I nodded and explained how we’d kept his body healthy with the special diet and vitamins. I told him about the intensive therapy program that spanned his every waking hour for four long years. I explained how more kids have autism today than before, one in every sixty-eight children, and that it is more common than childhood cancer, juvenile diabetes and pediatric AIDS combined. “It’s rare for a kid to recover from autism,” I said. “Most people would be shocked if they knew you were once autistic.”

“Why don’t kids recover?”

“Lot of reasons. Some families don’t have the money for the therapy, and many don’t know that children can recover.” Dinner arrived and I watched Christopher scoop a fork full of noodles into his mouth. I couldn’t help but admire his obvious love of food, a trait that couldn’t have come from me.

“Mom, do you think I’ll ever be autistic again?” he said.

“I don’t. They’ve studied kids like you — and once a kid recovers, they stay that way. I believe that when you were in therapy, your brain healed itself. After that you were able to learn things just like other kids do.”

Christopher put down his fork. “Do you think every kid with autism could recover if they had the right treatment?”

“Not every kid, but lots of them,” I said. He nodded and his eyebrows moved closer together, creasing his forehead.

“I wonder what Michael will think when I tell him.” Michael was Christopher’s best friend in seventh grade. The two of them spent hours together playing video games and rehearsing their parts in the school play,Bye Bye Birdie.

“I think Michael will understand,” I said, “but it may be hard for others to believe you were once autistic. You might want to be careful who you tell.”

I was sure Michael’s reaction would be a good one, but I couldn’t say the same about the reactions of his parents, or other people that might find out.

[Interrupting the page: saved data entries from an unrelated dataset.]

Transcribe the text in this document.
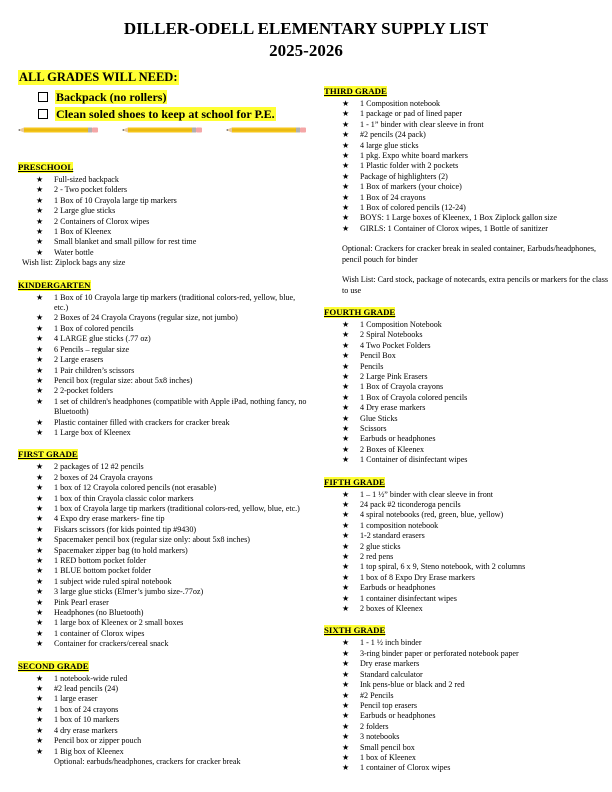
DILLER-ODELL ELEMENTARY SUPPLY LIST
2025-2026
ALL GRADES WILL NEED:
Backpack (no rollers)
Clean soled shoes to keep at school for P.E.
PRESCHOOL
★ Full-sized backpack
★ 2 - Two pocket folders
★ 1 Box of 10 Crayola large tip markers
★ 2 Large glue sticks
★ 2 Containers of Clorox wipes
★ 1 Box of Kleenex
★ Small blanket and small pillow for rest time
★ Water bottle
Wish list: Ziplock bags any size
KINDERGARTEN
★ 1 Box of 10 Crayola large tip markers (traditional colors-red, yellow, blue, etc.)
★ 2 Boxes of 24 Crayola Crayons (regular size, not jumbo)
★ 1 Box of colored pencils
★ 4 LARGE glue sticks (.77 oz)
★ 6 Pencils – regular size
★ 2 Large erasers
★ 1 Pair children’s scissors
★ Pencil box (regular size: about 5x8 inches)
★ 2 2-pocket folders
★ 1 set of children's headphones (compatible with Apple iPad, nothing fancy, no Bluetooth)
★ Plastic container filled with crackers for cracker break
★ 1 Large box of Kleenex
FIRST GRADE
★ 2 packages of 12 #2 pencils
★ 2 boxes of 24 Crayola crayons
★ 1 box of 12 Crayola colored pencils (not erasable)
★ 1 box of thin Crayola classic color markers
★ 1 box of Crayola large tip markers (traditional colors-red, yellow, blue, etc.)
★ 4 Expo dry erase markers- fine tip
★ Fiskars scissors (for kids pointed tip #9430)
★ Spacemaker pencil box (regular size only: about 5x8 inches)
★ Spacemaker zipper bag (to hold markers)
★ 1 RED bottom pocket folder
★ 1 BLUE bottom pocket folder
★ 1 subject wide ruled spiral notebook
★ 3 large glue sticks (Elmer’s jumbo size-.77oz)
★ Pink Pearl eraser
★ Headphones (no Bluetooth)
★ 1 large box of Kleenex or 2 small boxes
★ 1 container of Clorox wipes
★ Container for crackers/cereal snack
SECOND GRADE
★ 1 notebook-wide ruled
★ #2 lead pencils (24)
★ 1 large eraser
★ 1 box of 24 crayons
★ 1 box of 10 markers
★ 4 dry erase markers
★ Pencil box or zipper pouch
★ 1 Big box of Kleenex
Optional: earbuds/headphones, crackers for cracker break
THIRD GRADE
★ 1 Composition notebook
★ 1 package or pad of lined paper
★ 1 - 1” binder with clear sleeve in front
★ #2 pencils (24 pack)
★ 4 large glue sticks
★ 1 pkg. Expo white board markers
★ 1 Plastic folder with 2 pockets
★ Package of highlighters (2)
★ 1 Box of markers (your choice)
★ 1 Box of 24 crayons
★ 1 Box of colored pencils (12-24)
★ BOYS: 1 Large boxes of Kleenex, 1 Box Ziplock gallon size
★ GIRLS: 1 Container of Clorox wipes, 1 Bottle of sanitizer
Optional: Crackers for cracker break in sealed container, Earbuds/headphones, pencil pouch for binder
Wish List: Card stock, package of notecards, extra pencils or markers for the class to use
FOURTH GRADE
★ 1 Composition Notebook
★ 2 Spiral Notebooks
★ 4 Two Pocket Folders
★ Pencil Box
★ Pencils
★ 2 Large Pink Erasers
★ 1 Box of Crayola crayons
★ 1 Box of Crayola colored pencils
★ 4 Dry erase markers
★ Glue Sticks
★ Scissors
★ Earbuds or headphones
★ 2 Boxes of Kleenex
★ 1 Container of disinfectant wipes
FIFTH GRADE
★ 1 – 1 ½” binder with clear sleeve in front
★ 24 pack #2 ticonderoga pencils
★ 4 spiral notebooks (red, green, blue, yellow)
★ 1 composition notebook
★ 1-2 standard erasers
★ 2 glue sticks
★ 2 red pens
★ 1 top spiral, 6 x 9, Steno notebook, with 2 columns
★ 1 box of 8 Expo Dry Erase markers
★ Earbuds or headphones
★ 1 container disinfectant wipes
★ 2 boxes of Kleenex
SIXTH GRADE
★ 1 - 1 ½ inch binder
★ 3-ring binder paper or perforated notebook paper
★ Dry erase markers
★ Standard calculator
★ Ink pens-blue or black and 2 red
★ #2 Pencils
★ Pencil top erasers
★ Earbuds or headphones
★ 2 folders
★ 3 notebooks
★ Small pencil box
★ 1 box of Kleenex
★ 1 container of Clorox wipes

I’d met many who didn’t believe that it’s possible to recover from autism. “Your children must not have been diagnosed correctly,” they usually said, looking at me as if I’d just announced I was Joan of Arc reincarnated.

“Honey?” I touched Christopher’s hand. “Does knowing this make you feel bad in any way?” I’d worried for years that when he found out about his past, he might see himself as lessened, or damaged in some indefinable way.

Christopher looked at me for a few long moments. “No, it’s the opposite. I feel really good.”

“You do? Why?”

“If I recovered from autism,” he said. “If I can do that, I think I can do just about anything.” Flickering light from the candle threw shadows on his face, and suddenly he was older. A young man with intense eyes, freckled skin and disheveled hair stared at me. Then the grin returned and my boy was back.